Не хочу, чтобы создалась иллюзия, что Самойлов дружил именно со мной. Дружил он на самом деле с моей мамой, Евгенией Самойловной Ласкиной, которой посвящено одно из лучших его стихотворений – «Память». Есть пленка поздравления-капустника к маминому пятидесятилетию, где Самойлов их читает. Перед тем, как прочесть стихи он говорит так: «Я мог бы сказать Вам нечто ироническое, ибо ирония присуща мне, я мог бы сказать Вам нечто поэтическое, ибо поэзия привычна мне, но я просто прочту Вам эти стихи, они будут напечатаны с посвящением Вам».
Много лет спустя я делал фильм о великой балерине. Я хотел подарить фильму эти удивительно созвучные с ним стихи, но дама, которая была сценаристкой фильма, отвергла мое предложение. «Это стихи не ее ранга», – сказала она и включила в закадровый текст письма Алексея Толстого и провинциальной поклонницы. Какое счастье, что временами подлежит пересмотру и табель о рангах.
Несколько лет назад я стоял возле гроба Давида Самойловича на сцене Дома литераторов, глядя на стоящего в карауле напротив меня Валю Никулина, лицо которого было бы похоже на трагическую маску, если б по нему не текли редкие слезы, стоял и прощался со своей молодостью. Самойлов был мудр и изощрен, он был совершенен в своем мастерстве, что обычно не присуще молодости, я всю жизнь прожил с его стихами, и буду жить с ними до старости и смерти и все-таки, все-таки он был, есть и останется поэтом моей молодости, потому что в каждом, самом грустном его стихотворении я слышу восторг жить.
Я – разный
Евгений Евтушенко
За 55 лет знакомства я так и не смог определиться в простейших понятиях: кто я ему, кто он мне, как писать о нем – чинно, с именем и отчеством, или коротко, на «ты», как звал его всю жизнь, что в наших совместных историях публично, а что интимно, поскольку и сам он этого не знает, а, читая его автобиографическую прозу, наталкиваешься на такие интимные подробности, что диву даешься, тем более что многие из них – плод поэтической фантазии – не более того. Самую точную характеристику он дал себе сам на заре его поэтической славы. Он и в самом деле «разный, натруженный и праздный, он целе- и нецелесообразный, он весь несовместимый, неудобный, застенчивый и наглый, злой и добрый» – и так далее… во все тяжкие. Тогда казалось, что это – гимн поколения, со временем стало ясно, что это выдающаяся по точности автохарактеристика.

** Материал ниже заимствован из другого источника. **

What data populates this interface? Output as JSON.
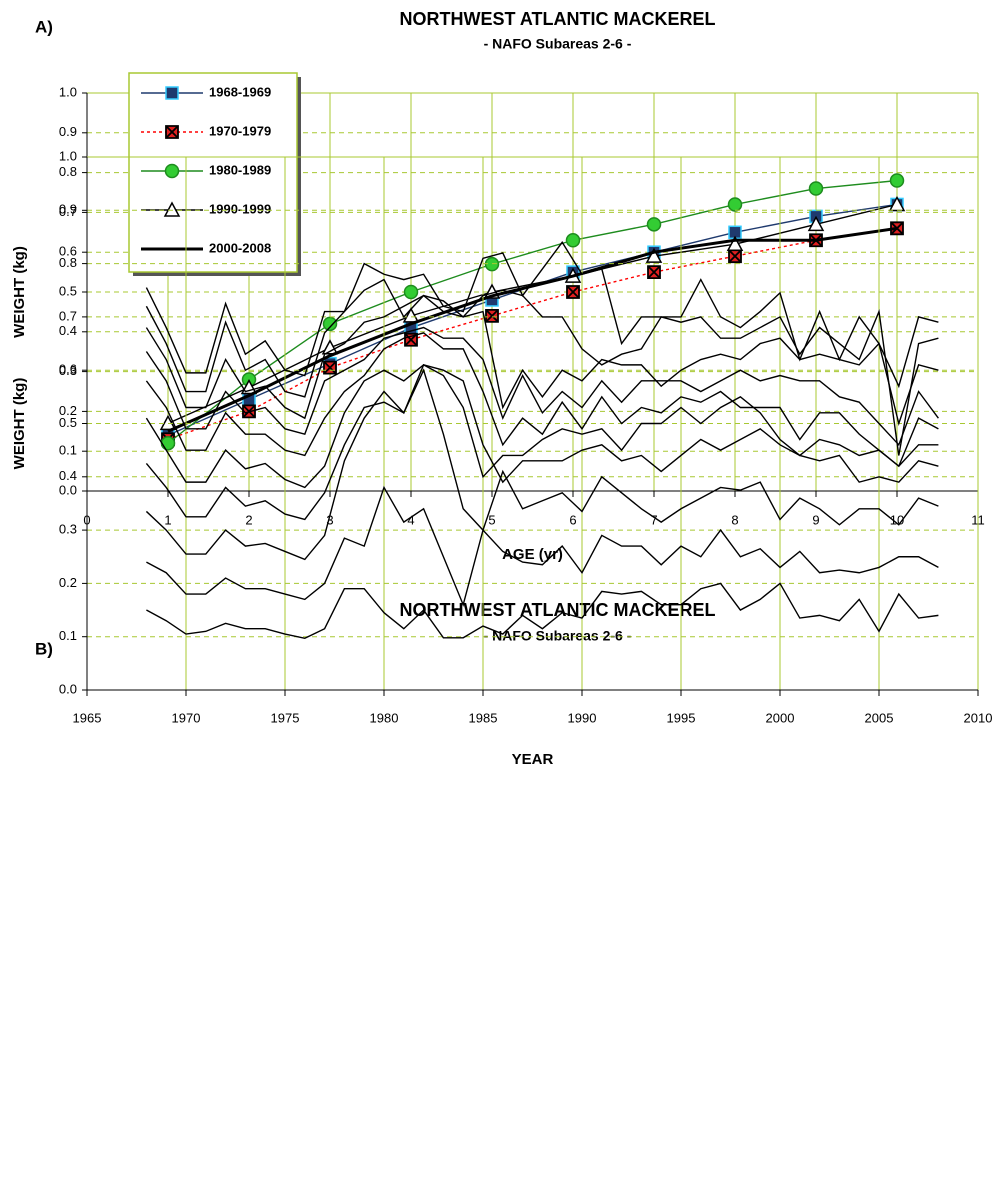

Буквально к каждому из этих и продолжающих стихотворение метафор и эпитетов я могу привести примеры, свидетелем или участником которых я был, подтверждающие его неизбывную противоречивость. Даже размышляя над названием этой главки, я вдруг понял, что и здесь существует та же неопределенность, как ее назвать:
«Женя» – никак нельзя, так зовут и мою мать, и моего сына;
«Евгений Александрович» – во-первых, я его так называл, только когда стремился его обличить или подчеркнуть дистанцию, да и мало ли Евгениев Александровичей – хоть тот же энтэвэшный Киселев.

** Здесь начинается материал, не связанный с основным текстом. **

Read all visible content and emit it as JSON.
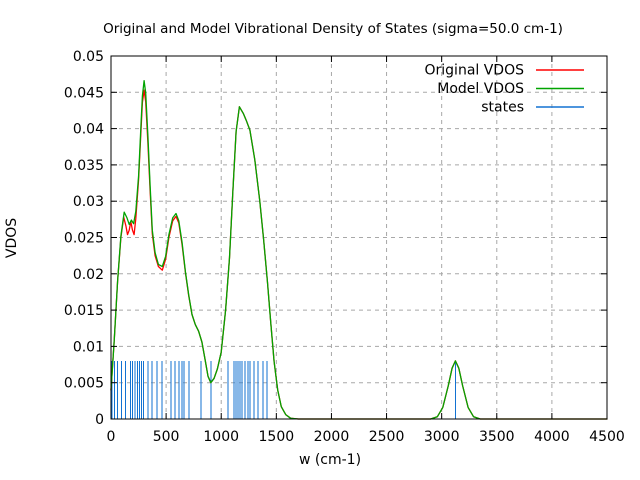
{
  "chart_data": {
    "type": "line",
    "title": "Original and Model Vibrational Density of States (sigma=50.0 cm-1)",
    "xlabel": "w (cm-1)",
    "ylabel": "VDOS",
    "xlim": [
      0,
      4500
    ],
    "ylim": [
      0,
      0.05
    ],
    "xticks": [
      0,
      500,
      1000,
      1500,
      2000,
      2500,
      3000,
      3500,
      4000,
      4500
    ],
    "xtick_labels": [
      "0",
      "500",
      "1000",
      "1500",
      "2000",
      "2500",
      "3000",
      "3500",
      "4000",
      "4500"
    ],
    "yticks": [
      0,
      0.005,
      0.01,
      0.015,
      0.02,
      0.025,
      0.03,
      0.035,
      0.04,
      0.045,
      0.05
    ],
    "ytick_labels": [
      "0",
      "0.005",
      "0.01",
      "0.015",
      "0.02",
      "0.025",
      "0.03",
      "0.035",
      "0.04",
      "0.045",
      "0.05"
    ],
    "grid": true,
    "grid_color": "#a8a8a8",
    "axis_color": "#000000",
    "background_color": "#ffffff",
    "legend_position": "top-right-inside",
    "series": [
      {
        "name": "Original VDOS",
        "color": "#ff0000",
        "style": "line",
        "points": [
          [
            0,
            0.004
          ],
          [
            30,
            0.011
          ],
          [
            60,
            0.019
          ],
          [
            90,
            0.025
          ],
          [
            115,
            0.0278
          ],
          [
            135,
            0.0266
          ],
          [
            150,
            0.0254
          ],
          [
            165,
            0.026
          ],
          [
            180,
            0.0272
          ],
          [
            195,
            0.026
          ],
          [
            210,
            0.0254
          ],
          [
            225,
            0.0276
          ],
          [
            250,
            0.033
          ],
          [
            270,
            0.0392
          ],
          [
            285,
            0.0436
          ],
          [
            300,
            0.0453
          ],
          [
            315,
            0.0437
          ],
          [
            335,
            0.038
          ],
          [
            355,
            0.0315
          ],
          [
            375,
            0.0255
          ],
          [
            400,
            0.0225
          ],
          [
            430,
            0.021
          ],
          [
            465,
            0.0205
          ],
          [
            495,
            0.022
          ],
          [
            525,
            0.025
          ],
          [
            560,
            0.0273
          ],
          [
            590,
            0.0279
          ],
          [
            615,
            0.027
          ],
          [
            645,
            0.024
          ],
          [
            675,
            0.0202
          ],
          [
            705,
            0.017
          ],
          [
            735,
            0.0144
          ],
          [
            765,
            0.013
          ],
          [
            795,
            0.0121
          ],
          [
            825,
            0.0106
          ],
          [
            855,
            0.0081
          ],
          [
            880,
            0.0059
          ],
          [
            905,
            0.005
          ],
          [
            935,
            0.0056
          ],
          [
            965,
            0.0069
          ],
          [
            1000,
            0.0092
          ],
          [
            1040,
            0.015
          ],
          [
            1075,
            0.0222
          ],
          [
            1105,
            0.0312
          ],
          [
            1135,
            0.0396
          ],
          [
            1165,
            0.043
          ],
          [
            1200,
            0.0421
          ],
          [
            1230,
            0.041
          ],
          [
            1260,
            0.0398
          ],
          [
            1305,
            0.0357
          ],
          [
            1350,
            0.03
          ],
          [
            1385,
            0.0246
          ],
          [
            1420,
            0.0188
          ],
          [
            1450,
            0.0132
          ],
          [
            1480,
            0.0079
          ],
          [
            1512,
            0.004
          ],
          [
            1545,
            0.0017
          ],
          [
            1585,
            0.0006
          ],
          [
            1630,
            0.0001
          ],
          [
            1700,
            0
          ],
          [
            2900,
            0
          ],
          [
            2960,
            0.0003
          ],
          [
            3010,
            0.0016
          ],
          [
            3060,
            0.0046
          ],
          [
            3095,
            0.007
          ],
          [
            3125,
            0.008
          ],
          [
            3155,
            0.007
          ],
          [
            3190,
            0.0046
          ],
          [
            3240,
            0.0016
          ],
          [
            3290,
            0.0003
          ],
          [
            3350,
            0
          ],
          [
            4500,
            0
          ]
        ]
      },
      {
        "name": "Model VDOS",
        "color": "#00a400",
        "style": "line",
        "points": [
          [
            0,
            0.004
          ],
          [
            30,
            0.011
          ],
          [
            60,
            0.019
          ],
          [
            90,
            0.0252
          ],
          [
            120,
            0.0285
          ],
          [
            145,
            0.0277
          ],
          [
            165,
            0.0268
          ],
          [
            185,
            0.0274
          ],
          [
            205,
            0.0269
          ],
          [
            225,
            0.0286
          ],
          [
            250,
            0.0335
          ],
          [
            270,
            0.04
          ],
          [
            285,
            0.0445
          ],
          [
            300,
            0.0466
          ],
          [
            315,
            0.0449
          ],
          [
            335,
            0.039
          ],
          [
            355,
            0.0322
          ],
          [
            375,
            0.026
          ],
          [
            400,
            0.0229
          ],
          [
            430,
            0.0213
          ],
          [
            465,
            0.021
          ],
          [
            495,
            0.0224
          ],
          [
            525,
            0.0254
          ],
          [
            560,
            0.0277
          ],
          [
            590,
            0.0283
          ],
          [
            615,
            0.0273
          ],
          [
            645,
            0.0243
          ],
          [
            675,
            0.0203
          ],
          [
            705,
            0.0171
          ],
          [
            735,
            0.0144
          ],
          [
            765,
            0.013
          ],
          [
            795,
            0.0121
          ],
          [
            825,
            0.0106
          ],
          [
            855,
            0.0081
          ],
          [
            880,
            0.0059
          ],
          [
            905,
            0.005
          ],
          [
            935,
            0.0056
          ],
          [
            965,
            0.0069
          ],
          [
            1000,
            0.0092
          ],
          [
            1040,
            0.015
          ],
          [
            1075,
            0.0222
          ],
          [
            1105,
            0.0312
          ],
          [
            1135,
            0.0396
          ],
          [
            1165,
            0.043
          ],
          [
            1200,
            0.0421
          ],
          [
            1230,
            0.041
          ],
          [
            1260,
            0.0398
          ],
          [
            1305,
            0.0357
          ],
          [
            1350,
            0.03
          ],
          [
            1385,
            0.0246
          ],
          [
            1420,
            0.0188
          ],
          [
            1450,
            0.0132
          ],
          [
            1480,
            0.0079
          ],
          [
            1512,
            0.004
          ],
          [
            1545,
            0.0017
          ],
          [
            1585,
            0.0006
          ],
          [
            1630,
            0.0001
          ],
          [
            1700,
            0
          ],
          [
            2900,
            0
          ],
          [
            2960,
            0.0003
          ],
          [
            3010,
            0.0016
          ],
          [
            3060,
            0.0046
          ],
          [
            3095,
            0.007
          ],
          [
            3125,
            0.008
          ],
          [
            3155,
            0.007
          ],
          [
            3190,
            0.0046
          ],
          [
            3240,
            0.0016
          ],
          [
            3290,
            0.0003
          ],
          [
            3350,
            0
          ],
          [
            4500,
            0
          ]
        ]
      },
      {
        "name": "states",
        "color": "#1272d2",
        "style": "impulses",
        "height": 0.008,
        "x": [
          8,
          30,
          57,
          93,
          130,
          175,
          193,
          220,
          239,
          257,
          275,
          293,
          336,
          372,
          417,
          463,
          544,
          581,
          617,
          644,
          662,
          708,
          817,
          907,
          1061,
          1116,
          1134,
          1152,
          1170,
          1188,
          1216,
          1243,
          1261,
          1297,
          1334,
          1379,
          1415,
          3125
        ]
      }
    ]
  }
}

Заочно мы его называли кто Евтух, а кто Евтух – тут вам и хорей, и ямб, и стальной зрачок петушиного, стремительно-блудливого глаза, но – фамильярно.
Так что, хоть заметки и сугубо личные и не претендуют быть ни критическим эссе, ни памятником, назову его по фамилии, как в энциклопедии – «Евтушенко», а уж там как получится.
Когда-то мы с Евтушенко довольно тесно дружили, а познакомились в середине пятидесятых, когда он зачем-то выбрал в наперсники юного, влюбленного в стихи школьника из интеллигентной семьи. Имело ли тогда для него значение, что я – Симонов? Думаю, имело, но не определяющее. У него тогда только что вышла вторая книжка «Третий март». Осенью 55-го он впервые повел меня в главный вертеп тогдашнего разврата – в коктейль-холл на улице Горького. Я все его будущие стихи про Беллу Ахмадуллину слышал еще в романтических вздохах прозы: «Первокурсница! Яблоко! Челка! Чудо!!!»